Mike Huckabee, the US ambassador to Israel, has posed a fascinating counter-factual question about our Prime Minister: what if Keir Starmer rather than Winston Churchill had been Prime Minister in World War Two?
Huckabee’s characterisation of him as the arch appeaser may be a little harsh, but it does have the ring of truth
The undiplomatic taunting of the Prime Minister by President Trump’s chosen envoy in Jerusalem is Huckabee’s response to Starmer’s decision for Britain to recognise a Palestinian state next month, and a reply to his criticism yesterday of Israel’s coming full military occupation of Gaza city, which Starmer says will only lead to more starvation and suffering for the Palestinian people.
Referring to the devastating bombing of the German city of Dresden in February 1945 by the RAF and USAF, which killed an estimated 25,000 civilians, Huckabee wrote on X ‘That wasn’t food you dropped. If you had been PM we would all be speaking German.’

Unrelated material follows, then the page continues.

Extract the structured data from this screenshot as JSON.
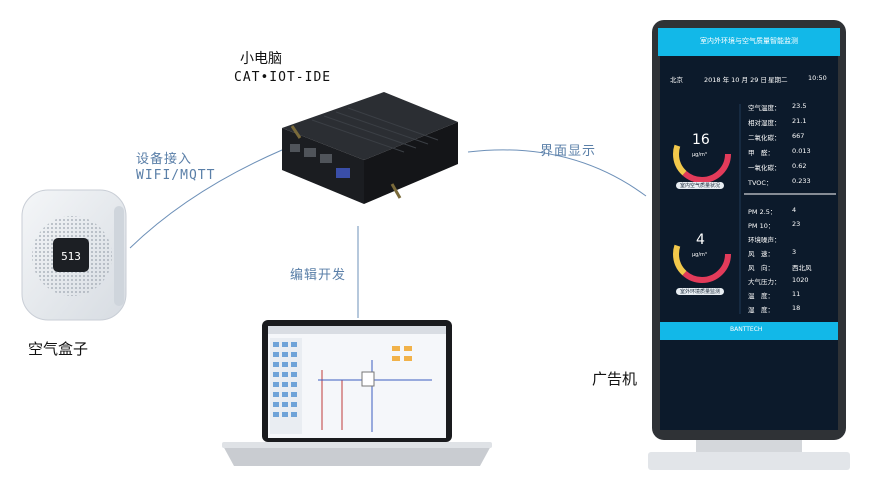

Huckabee’s full blooded attack, suggesting that if Starmer had been in power during the Second World War Britain would have surrendered to Nazi Germany, is a brutal and unprecedented criticism of an American ally by a senior U.S. diplomat, and reflects the rage felt by some in the Trump administration at the U.K. and other European countries for turning on Israel and ‘rewarding Hamas’ for abducting Israeli hostages on October 7th 2023. Only around 20 of the hostages are thought to be still alive.
Huckabee’s blistering sarcasm contrasts with Trump’s own recent attitude towards Starmer at their meetings in Washington and Scotland when the President praised the PM, and referred to them as friends. But the attack does invite us to speculate, and wonder just what would have happened had Starmer been Britain’s war leader in the dark days of the 1940s.
A human rights lawyer rather than a former soldier like Winston Churchill, although the Prime Minister has recently been photographed wearing a military camouflage jacket, he does not cut a very convincing martial figure. Starmer is more in the tradition of Neville Chamberlain, the appeasing Prime Minister whose attempts to cosy up to Hitler before the war ended in utter humiliation and failure.
Starmer’s natural default position, like so many in Labour today, is to side with Britain’s enemies and forget her real friends. Despite his much trumpeted campaign to rid the party of the anti-semitism that had infected it during the reign of his predecessor Jeremy Corbyn, Starmer has now placed Britain firmly in the ranks of Israel’s foes.
Huckabee’s angry words on X may be crude, but they do reflect a rough and ready reality: can we seriously imagine Starmer vowing like Churchill to fight this country’s enemies on the beaches , and never surrendering? Far more likely, surely, that the current PM would have played Chamberlain’s part in attempting to appease Hitler and give him what he was demanding?
Aren’t Starmer’s natural instincts to take the line of least resistance, and make up policy on the hoof that is in his own rather than his country’s best interests? Huckabee’s characterisation of him as the arch appeaser of our own day may be a little harsh and unfair, but it does have the convincing ring of truth.